How to Continuously Iterate Through a Linked List in Python Using urllib

[Arman777]

import urllib.request

import urllib.request
request_url = urllib.request.urlopen(
    'http://www.pythonchallenge.com/pc/def/linkedlist.php?nothing=12345')
print(request_url.read())

I have a code somthing like this which prints

"and the next nothing is 44827"

Now is there a way to get that number and put it into the url ? becasue in that case I ll obtain another number and I need to also put that in that url ?

 

[Greg Bernhardt]

I would use the Requests library instead. urllib is a little outdated.

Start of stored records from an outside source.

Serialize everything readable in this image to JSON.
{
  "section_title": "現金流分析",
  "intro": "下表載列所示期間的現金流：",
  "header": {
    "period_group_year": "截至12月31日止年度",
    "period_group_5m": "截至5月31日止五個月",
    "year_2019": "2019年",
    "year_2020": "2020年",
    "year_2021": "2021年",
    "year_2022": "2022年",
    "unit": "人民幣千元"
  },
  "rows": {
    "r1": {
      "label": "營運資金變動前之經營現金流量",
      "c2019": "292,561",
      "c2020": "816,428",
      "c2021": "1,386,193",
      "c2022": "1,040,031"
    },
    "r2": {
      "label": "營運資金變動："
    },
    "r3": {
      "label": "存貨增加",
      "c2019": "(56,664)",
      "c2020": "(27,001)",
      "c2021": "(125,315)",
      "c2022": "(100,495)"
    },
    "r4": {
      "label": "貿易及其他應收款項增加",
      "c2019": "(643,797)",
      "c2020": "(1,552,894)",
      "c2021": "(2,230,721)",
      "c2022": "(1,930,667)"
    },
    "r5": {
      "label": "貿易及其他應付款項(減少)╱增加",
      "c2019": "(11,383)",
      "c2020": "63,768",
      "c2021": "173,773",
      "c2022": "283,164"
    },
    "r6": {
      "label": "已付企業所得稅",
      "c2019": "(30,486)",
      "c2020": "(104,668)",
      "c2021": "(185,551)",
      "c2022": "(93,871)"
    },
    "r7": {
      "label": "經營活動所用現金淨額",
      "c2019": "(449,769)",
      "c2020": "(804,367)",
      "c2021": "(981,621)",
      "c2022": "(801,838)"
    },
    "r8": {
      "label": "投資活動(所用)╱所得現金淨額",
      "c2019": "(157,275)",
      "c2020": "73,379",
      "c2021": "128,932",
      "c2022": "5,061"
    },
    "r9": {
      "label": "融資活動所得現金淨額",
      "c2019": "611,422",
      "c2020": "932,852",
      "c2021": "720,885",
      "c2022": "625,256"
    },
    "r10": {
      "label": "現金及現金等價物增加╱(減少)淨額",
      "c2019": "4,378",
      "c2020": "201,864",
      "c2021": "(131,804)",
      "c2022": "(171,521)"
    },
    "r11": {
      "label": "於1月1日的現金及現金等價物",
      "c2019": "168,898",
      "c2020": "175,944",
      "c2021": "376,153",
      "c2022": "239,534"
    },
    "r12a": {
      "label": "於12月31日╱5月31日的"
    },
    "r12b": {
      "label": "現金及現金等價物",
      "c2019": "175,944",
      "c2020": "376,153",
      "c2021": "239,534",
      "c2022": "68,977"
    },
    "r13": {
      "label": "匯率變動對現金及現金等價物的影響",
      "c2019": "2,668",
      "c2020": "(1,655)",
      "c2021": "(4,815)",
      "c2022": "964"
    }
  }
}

There are many ways to handle variables in strings (look into f strings), but in a pinch you can always use concatenation.

idnum = 12345

request_url = urllib.request.urlopen(
    'http://www.pythonchallenge.com/pc/def/linkedlist.php?nothing=' + idnum)

 

[pbuk]

What a strange website: it purports to teach Python but it seems that any language that can make requests can be used, and the site itself is written in PHP!

Given that solving the puzzles requires making repeated requests I strongly echo @Greg Bernhardt's recommendation of Requests - it makes things like passing query parameters much easier.

import requests
url = 'http://www.pythonchallenge.com/pc/def/linkedlist.php'
vars = { 'idnum': 12345 }
req = requests.get(url, params = vars)

# http://www.pythonchallenge.com/pc/def/linkedlist.php?idnum=12345.
print(req.url)
# The text body of the response.
print(req.text)

 

[pbuk]

What a strange website: it purports to teach Python but it seems that any language that can make requests can be used, and the site itself is written in PHP!

... and it's 15 years old which explains why the model answers use urllib and no doubt other things that are now deprecated or broken. I'd stay away from the model answers and the wiki.